Various institutions have supported Youngsook’s works. Amongst them are Arts Catalyst, Asia-Art-Activism, Barbican Centre, Camden Arts Centre, Coventry Biennial 2021, Estuary Festival, FACT Liverpool, Flat Time House, GOSH Arts, Heart of Glass, Liverpool Biennial 2021, Milton Keynes Arts Centre, Milton Keynes Islamic Arts and Culture, Nottingham

Contemporary, S1 Artspace, Up Projects, We Live Here in the UK; ARKO Art Center, Seoul Mediacity Biennale 2023, Seoul Museum of Art, The Book Society in Korea; Documenta 15, Kunsthalle am Hamburger Platz in Germany; British Council, Gerimis in Malaysia; and Nextdoor ARI in Australia.

Nick Murray is a game-maker, composer and artist making interactive sonic and narrative work focusing on loss and digital cultures. This often takes the form of games, interactive poetry and performance. Nick is Lead producer for Now Play This at Somerset House, Director of Playing Poetry and associate producer with Penned in the Margins.

In 2023 Nick was selected as part of Film London’s Lodestars cohort, celebrating innovative film and game-makers across the capital. From September 2024 Nick is the ACAVA Artist in Residence at Barham Park.

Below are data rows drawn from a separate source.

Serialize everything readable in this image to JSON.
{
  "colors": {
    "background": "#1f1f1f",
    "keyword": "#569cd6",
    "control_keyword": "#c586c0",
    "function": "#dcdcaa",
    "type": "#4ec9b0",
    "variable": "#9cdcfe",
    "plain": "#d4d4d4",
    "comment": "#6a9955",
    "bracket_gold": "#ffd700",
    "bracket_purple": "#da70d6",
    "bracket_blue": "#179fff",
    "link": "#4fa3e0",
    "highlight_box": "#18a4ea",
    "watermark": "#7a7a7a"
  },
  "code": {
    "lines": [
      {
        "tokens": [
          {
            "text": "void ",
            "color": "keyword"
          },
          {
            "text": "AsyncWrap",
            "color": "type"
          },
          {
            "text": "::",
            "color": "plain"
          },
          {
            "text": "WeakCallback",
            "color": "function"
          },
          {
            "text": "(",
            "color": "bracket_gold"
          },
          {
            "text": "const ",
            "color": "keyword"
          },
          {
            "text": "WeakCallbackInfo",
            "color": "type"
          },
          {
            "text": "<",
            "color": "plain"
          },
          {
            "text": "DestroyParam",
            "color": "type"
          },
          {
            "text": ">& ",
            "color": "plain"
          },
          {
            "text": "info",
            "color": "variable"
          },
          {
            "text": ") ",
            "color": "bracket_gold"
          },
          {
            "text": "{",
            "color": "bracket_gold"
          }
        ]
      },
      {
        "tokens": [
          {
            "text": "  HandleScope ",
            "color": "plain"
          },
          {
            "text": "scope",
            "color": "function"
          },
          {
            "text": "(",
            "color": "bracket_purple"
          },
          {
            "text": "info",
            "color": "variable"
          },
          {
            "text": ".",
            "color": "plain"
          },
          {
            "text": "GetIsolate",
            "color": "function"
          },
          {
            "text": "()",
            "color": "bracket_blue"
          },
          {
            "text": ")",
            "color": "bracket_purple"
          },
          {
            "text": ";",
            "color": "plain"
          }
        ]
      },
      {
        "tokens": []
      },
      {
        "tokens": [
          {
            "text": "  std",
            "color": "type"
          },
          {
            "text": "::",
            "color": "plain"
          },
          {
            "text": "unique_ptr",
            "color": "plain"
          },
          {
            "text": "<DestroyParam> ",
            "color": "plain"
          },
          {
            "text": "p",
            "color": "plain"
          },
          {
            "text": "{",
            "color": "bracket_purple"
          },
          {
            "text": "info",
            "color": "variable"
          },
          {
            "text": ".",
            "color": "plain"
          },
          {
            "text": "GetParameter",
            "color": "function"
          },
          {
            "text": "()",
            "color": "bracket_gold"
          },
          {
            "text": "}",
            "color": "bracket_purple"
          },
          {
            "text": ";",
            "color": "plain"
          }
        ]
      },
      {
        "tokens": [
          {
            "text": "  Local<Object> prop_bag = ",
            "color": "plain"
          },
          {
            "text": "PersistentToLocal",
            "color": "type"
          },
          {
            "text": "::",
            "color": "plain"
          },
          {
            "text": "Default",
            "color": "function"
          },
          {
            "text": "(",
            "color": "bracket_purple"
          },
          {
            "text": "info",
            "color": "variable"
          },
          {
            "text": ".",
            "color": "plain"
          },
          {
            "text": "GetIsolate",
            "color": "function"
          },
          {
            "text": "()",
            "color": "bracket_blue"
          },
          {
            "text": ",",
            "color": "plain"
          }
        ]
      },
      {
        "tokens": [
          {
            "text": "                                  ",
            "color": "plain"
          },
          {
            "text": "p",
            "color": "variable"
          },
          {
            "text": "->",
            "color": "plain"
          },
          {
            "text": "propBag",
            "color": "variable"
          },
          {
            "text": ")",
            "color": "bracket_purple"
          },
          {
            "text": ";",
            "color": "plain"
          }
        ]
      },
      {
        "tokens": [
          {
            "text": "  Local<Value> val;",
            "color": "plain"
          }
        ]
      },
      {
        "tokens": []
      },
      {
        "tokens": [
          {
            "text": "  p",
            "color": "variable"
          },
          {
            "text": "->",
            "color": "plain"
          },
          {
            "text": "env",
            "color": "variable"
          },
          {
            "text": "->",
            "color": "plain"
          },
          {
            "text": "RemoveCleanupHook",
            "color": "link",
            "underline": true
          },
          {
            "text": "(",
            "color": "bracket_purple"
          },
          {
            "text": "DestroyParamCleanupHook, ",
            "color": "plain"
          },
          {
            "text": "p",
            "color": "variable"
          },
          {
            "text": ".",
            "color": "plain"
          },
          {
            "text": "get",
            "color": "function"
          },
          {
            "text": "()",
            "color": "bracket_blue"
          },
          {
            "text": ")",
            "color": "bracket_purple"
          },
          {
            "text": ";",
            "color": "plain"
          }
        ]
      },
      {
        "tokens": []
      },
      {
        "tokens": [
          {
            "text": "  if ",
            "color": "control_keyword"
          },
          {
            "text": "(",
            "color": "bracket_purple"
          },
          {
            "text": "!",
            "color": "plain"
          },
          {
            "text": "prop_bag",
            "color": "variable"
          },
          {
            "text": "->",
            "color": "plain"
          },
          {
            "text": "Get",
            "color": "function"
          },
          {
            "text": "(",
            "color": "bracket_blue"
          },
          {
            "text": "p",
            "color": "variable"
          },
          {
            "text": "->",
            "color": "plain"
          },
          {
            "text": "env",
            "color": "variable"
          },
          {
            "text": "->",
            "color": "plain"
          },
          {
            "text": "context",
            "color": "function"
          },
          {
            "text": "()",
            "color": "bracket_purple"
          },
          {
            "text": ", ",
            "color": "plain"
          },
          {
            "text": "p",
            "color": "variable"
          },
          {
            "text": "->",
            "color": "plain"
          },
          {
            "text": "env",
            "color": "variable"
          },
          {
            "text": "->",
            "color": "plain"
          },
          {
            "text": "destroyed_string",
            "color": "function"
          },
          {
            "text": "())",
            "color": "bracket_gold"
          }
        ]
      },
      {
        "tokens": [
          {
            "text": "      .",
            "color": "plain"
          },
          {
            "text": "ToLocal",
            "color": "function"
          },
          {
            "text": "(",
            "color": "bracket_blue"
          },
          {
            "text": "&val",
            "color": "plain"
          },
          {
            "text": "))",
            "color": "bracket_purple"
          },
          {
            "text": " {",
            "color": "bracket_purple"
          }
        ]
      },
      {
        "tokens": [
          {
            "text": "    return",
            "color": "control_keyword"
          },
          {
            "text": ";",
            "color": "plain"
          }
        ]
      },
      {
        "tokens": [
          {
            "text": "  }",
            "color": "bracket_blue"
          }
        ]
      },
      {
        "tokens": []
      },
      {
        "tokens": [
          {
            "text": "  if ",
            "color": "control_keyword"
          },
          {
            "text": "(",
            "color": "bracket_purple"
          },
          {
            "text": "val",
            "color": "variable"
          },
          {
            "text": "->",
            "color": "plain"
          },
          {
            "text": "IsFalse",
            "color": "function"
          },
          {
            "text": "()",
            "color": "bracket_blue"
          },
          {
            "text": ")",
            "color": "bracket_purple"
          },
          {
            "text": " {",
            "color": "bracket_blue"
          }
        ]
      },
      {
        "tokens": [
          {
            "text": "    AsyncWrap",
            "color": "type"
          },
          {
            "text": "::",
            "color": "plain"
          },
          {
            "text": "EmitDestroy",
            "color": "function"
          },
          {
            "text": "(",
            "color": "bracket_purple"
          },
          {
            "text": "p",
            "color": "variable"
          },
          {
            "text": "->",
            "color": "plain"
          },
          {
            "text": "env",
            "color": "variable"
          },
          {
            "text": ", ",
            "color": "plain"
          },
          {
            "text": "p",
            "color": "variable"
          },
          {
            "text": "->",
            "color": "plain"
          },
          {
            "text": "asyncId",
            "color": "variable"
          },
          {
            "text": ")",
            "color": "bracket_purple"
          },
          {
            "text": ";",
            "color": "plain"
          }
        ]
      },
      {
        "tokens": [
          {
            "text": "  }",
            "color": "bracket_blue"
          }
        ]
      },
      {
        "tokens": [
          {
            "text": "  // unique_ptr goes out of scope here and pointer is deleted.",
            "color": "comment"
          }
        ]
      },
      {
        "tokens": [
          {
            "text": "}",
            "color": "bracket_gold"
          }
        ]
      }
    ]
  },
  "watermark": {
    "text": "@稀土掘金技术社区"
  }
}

Harun Morrison is an artist and writer based in London and an associate artist with Greenpeace UK on the project Bad Taste. This summer he is in a two person show at Somerset House Studios project space G31 alongside Appau Jnr Boakye-Yiadom. His forthcoming novel, The Escape Artist will be published by Book Works. Recent group exhibitions include Sonic Acts 2024: The Spell of The Sensuous, Amsterdam, Chronic Hunger / Chronic Desire in Timișoara, Romania and BALATORIUM Disturbed Waters, in Veszprém, Hungary as part of the European Capital of Culture 2023 programme and Storm Warning: What does climate change mean for coastal communities? at Focal Point / Newlyn Art Gallery & The Exchange, UK. Recent solo exhibitions include, Dolphin Head Mountain at the Horniman Museum, London (2022 -23), Mark The Spark at Nieuwe Vide in Haarlem, Netherlands (2022) and Experiments with Everyday Objects, Eastside Projects, Birmingham, (2021). Harun is currently co-developing community gardens in Merseyside for Bootle Library and Mind Sheffield, a mental health support service, as part of the Arts Catalyst research project, Emergent Ecologies. @harunishere www.harunmorrison.net

Gisou Golshani is a London-based artist from Iran. She performs rituals of belonging and resistance through sound art, performance, and poetic chants. Her work explores fictioning, hauntology and speculative world-building to reflect on issues related to land, liberation and collective healing. 

Her recent exhibitions and performances include: MANIFEST:IO X IKLECTIK (London) Mimosa House (London) Bayt AlMamzar (Dubai) Iklectik Artlab (London), Deptford X festival (London), Emergency Live Art festival (Manchester) Diasporas Now UK tour (Hull) and New Art Exchange (Nottingham, UK). She is regularly invited to take over radio shows with experimental mixes, including Radio Alhara’s Sonic Liberation Front worldwide radio takeover (September 2022), to bring attention to the Jina revolution in Iran. She took part in Disturbance, an experimental residency for queer performance and video artists at Ugly Duck in London, first as an artist (November 2022) and then as a jury (April 2024). In July 2023, she was part of Lost and Found’s East African Soul Train residency, with showcases in London, Gaborone and Bangalore.